A couple of items discussed at last week's meeting of UNISON's National Executive Council raised - for me - concerns about governance and accountability in the Union.

The Chair of the NEC Staffing Committee, Bob Oram, gave the NEC a verbal report which covered among other things, the recruitment of new organising staff.

I had queried why a detailed report on this appeared to have been given to the Service Group Liaison Committee in March but had not been given to either the NEC or its Development and Organisation Committee.
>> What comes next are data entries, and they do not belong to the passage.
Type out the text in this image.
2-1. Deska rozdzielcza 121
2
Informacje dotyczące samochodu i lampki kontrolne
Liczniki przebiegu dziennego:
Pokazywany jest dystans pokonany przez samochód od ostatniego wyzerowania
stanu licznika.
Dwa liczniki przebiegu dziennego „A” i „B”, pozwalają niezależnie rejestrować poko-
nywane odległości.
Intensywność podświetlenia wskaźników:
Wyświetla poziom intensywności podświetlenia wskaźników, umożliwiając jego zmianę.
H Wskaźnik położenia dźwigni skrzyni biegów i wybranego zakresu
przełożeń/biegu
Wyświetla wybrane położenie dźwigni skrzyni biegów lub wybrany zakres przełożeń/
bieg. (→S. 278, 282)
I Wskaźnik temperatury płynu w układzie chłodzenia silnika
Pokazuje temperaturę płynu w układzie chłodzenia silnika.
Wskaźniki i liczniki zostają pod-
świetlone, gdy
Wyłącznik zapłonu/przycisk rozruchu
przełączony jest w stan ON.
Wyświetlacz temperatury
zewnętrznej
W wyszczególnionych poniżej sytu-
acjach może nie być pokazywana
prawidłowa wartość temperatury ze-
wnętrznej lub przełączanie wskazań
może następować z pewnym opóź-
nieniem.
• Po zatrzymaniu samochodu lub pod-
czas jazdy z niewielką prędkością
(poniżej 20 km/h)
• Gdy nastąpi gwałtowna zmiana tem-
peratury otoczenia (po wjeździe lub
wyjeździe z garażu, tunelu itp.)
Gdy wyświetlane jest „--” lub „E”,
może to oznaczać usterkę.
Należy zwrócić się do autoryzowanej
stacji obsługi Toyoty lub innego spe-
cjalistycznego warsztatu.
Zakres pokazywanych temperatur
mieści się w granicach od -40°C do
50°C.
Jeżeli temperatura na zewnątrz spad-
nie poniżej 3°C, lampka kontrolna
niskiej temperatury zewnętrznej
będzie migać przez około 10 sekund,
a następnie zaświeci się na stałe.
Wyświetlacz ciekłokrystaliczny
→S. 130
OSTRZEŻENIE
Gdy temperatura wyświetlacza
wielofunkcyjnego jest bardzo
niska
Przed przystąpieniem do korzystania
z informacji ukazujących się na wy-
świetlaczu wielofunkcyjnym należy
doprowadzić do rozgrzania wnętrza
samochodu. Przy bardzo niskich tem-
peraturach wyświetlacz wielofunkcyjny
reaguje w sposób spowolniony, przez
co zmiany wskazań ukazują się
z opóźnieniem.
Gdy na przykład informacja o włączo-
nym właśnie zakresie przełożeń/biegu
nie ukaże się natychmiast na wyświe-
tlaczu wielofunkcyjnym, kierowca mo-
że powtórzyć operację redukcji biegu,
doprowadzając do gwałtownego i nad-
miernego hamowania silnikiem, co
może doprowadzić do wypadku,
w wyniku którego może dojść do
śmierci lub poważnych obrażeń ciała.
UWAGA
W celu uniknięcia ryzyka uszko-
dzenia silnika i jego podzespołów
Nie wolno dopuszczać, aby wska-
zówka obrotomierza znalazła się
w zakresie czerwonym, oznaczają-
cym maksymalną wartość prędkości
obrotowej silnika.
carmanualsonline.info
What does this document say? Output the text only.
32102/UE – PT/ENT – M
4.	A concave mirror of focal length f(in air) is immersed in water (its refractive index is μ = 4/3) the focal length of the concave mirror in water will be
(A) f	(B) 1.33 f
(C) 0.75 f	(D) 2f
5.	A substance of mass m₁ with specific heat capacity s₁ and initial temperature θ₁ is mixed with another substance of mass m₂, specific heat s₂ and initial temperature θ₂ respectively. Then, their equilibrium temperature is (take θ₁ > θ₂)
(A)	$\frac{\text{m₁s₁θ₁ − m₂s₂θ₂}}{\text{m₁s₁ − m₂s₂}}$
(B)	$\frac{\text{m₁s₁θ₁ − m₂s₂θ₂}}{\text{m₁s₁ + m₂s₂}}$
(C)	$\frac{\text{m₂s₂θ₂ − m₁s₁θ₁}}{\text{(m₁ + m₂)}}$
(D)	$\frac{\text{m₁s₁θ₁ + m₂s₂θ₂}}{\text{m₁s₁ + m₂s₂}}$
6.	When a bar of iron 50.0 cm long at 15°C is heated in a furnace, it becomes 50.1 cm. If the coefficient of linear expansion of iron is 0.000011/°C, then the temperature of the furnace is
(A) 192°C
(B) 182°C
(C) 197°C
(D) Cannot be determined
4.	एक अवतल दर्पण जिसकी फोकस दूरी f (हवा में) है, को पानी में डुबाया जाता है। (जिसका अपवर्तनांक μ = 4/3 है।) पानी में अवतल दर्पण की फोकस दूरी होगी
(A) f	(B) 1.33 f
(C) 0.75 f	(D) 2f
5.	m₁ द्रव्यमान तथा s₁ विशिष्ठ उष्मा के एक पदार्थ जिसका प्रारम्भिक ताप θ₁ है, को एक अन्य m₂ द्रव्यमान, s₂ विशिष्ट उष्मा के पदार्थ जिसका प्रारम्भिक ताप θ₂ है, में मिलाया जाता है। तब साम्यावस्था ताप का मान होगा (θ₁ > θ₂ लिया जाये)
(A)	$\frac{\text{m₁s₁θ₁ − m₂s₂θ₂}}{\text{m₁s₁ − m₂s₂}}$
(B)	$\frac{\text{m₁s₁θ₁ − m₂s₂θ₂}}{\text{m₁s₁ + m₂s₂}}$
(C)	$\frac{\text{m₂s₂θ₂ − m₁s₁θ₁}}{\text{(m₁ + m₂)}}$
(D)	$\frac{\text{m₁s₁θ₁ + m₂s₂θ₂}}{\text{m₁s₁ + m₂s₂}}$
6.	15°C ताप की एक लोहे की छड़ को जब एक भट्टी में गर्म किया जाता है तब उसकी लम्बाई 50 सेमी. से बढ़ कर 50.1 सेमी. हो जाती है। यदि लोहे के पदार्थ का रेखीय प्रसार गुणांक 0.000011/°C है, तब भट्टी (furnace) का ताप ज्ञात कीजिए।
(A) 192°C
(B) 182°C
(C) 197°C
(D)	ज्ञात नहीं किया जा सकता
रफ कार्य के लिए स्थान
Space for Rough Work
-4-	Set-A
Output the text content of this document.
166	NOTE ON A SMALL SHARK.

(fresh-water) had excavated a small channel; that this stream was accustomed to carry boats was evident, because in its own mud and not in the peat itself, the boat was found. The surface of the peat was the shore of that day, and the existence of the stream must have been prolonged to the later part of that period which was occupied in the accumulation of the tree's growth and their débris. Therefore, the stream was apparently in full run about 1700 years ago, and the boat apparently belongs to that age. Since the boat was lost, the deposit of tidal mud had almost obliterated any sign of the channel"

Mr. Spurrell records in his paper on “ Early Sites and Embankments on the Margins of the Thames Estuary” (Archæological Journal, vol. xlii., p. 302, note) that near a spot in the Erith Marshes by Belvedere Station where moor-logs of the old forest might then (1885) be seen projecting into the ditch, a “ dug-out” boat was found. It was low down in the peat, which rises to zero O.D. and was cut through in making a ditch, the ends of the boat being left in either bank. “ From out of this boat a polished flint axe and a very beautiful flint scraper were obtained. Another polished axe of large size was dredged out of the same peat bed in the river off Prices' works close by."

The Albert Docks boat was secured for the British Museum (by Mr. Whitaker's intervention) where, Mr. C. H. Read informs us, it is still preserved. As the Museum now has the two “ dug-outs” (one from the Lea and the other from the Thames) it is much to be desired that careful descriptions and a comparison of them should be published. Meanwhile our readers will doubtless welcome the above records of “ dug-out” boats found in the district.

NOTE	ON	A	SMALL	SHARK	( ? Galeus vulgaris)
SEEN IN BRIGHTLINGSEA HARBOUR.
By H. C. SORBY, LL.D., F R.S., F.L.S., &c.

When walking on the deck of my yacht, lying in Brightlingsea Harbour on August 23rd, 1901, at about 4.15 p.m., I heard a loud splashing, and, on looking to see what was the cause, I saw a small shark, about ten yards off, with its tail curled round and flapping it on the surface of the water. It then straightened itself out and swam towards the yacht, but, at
The Chair of the SLGC (Jane Carolan) had already explained to me that the report had been received because the Committee had asked for it – which is fair enough.

However I am concerned that important areas of the NEC’s overall responsibility for management of the Union are slipping away into other less accountable forums.

The Service Group Liaison Committee, consisting of Service Group Chairs and a small number of leading NEC members is one such body, another is the regular forum for Regional Convenors and Regional Secretaries, of which our President commented that upon being invited to that meeting she had learned things that she hadn’t known – but then she is only the senior lay member of the Union…

Happily the Chair of the Staffing Committee said he would be only too pleased to provide written reports.

Another issue raising questions of governance in the Union is the current review of UNISON’s service group structures, discussed at Conference last year, which will not be on the agenda for this year’s Conference – but there will be discussion at the Development and Organisation Committee in July and the NEC in the autumn. This will follow on from discussion within the Service Group Executives. There has also been consultation with Regional Convenors so we can anticipate some discussion at the Regional Committee.

Options under consideration include eliminating Service Groups from our structure all together and also rearranging our service group structures in ways which merge smaller service groups and reduce the size of the local government service group. Whilst no one thinks our current structures are perfect, no particularly coherent argument has yet been advanced for any of the competing options under discussion.

Branches should probably be alert to the possibility that next year we will see an attempt at an “enabling” Rule Amendment which would permit the NEC to restructure the Union, although this idea will probably have met well-deserved oblivion before we get to Conference 2009.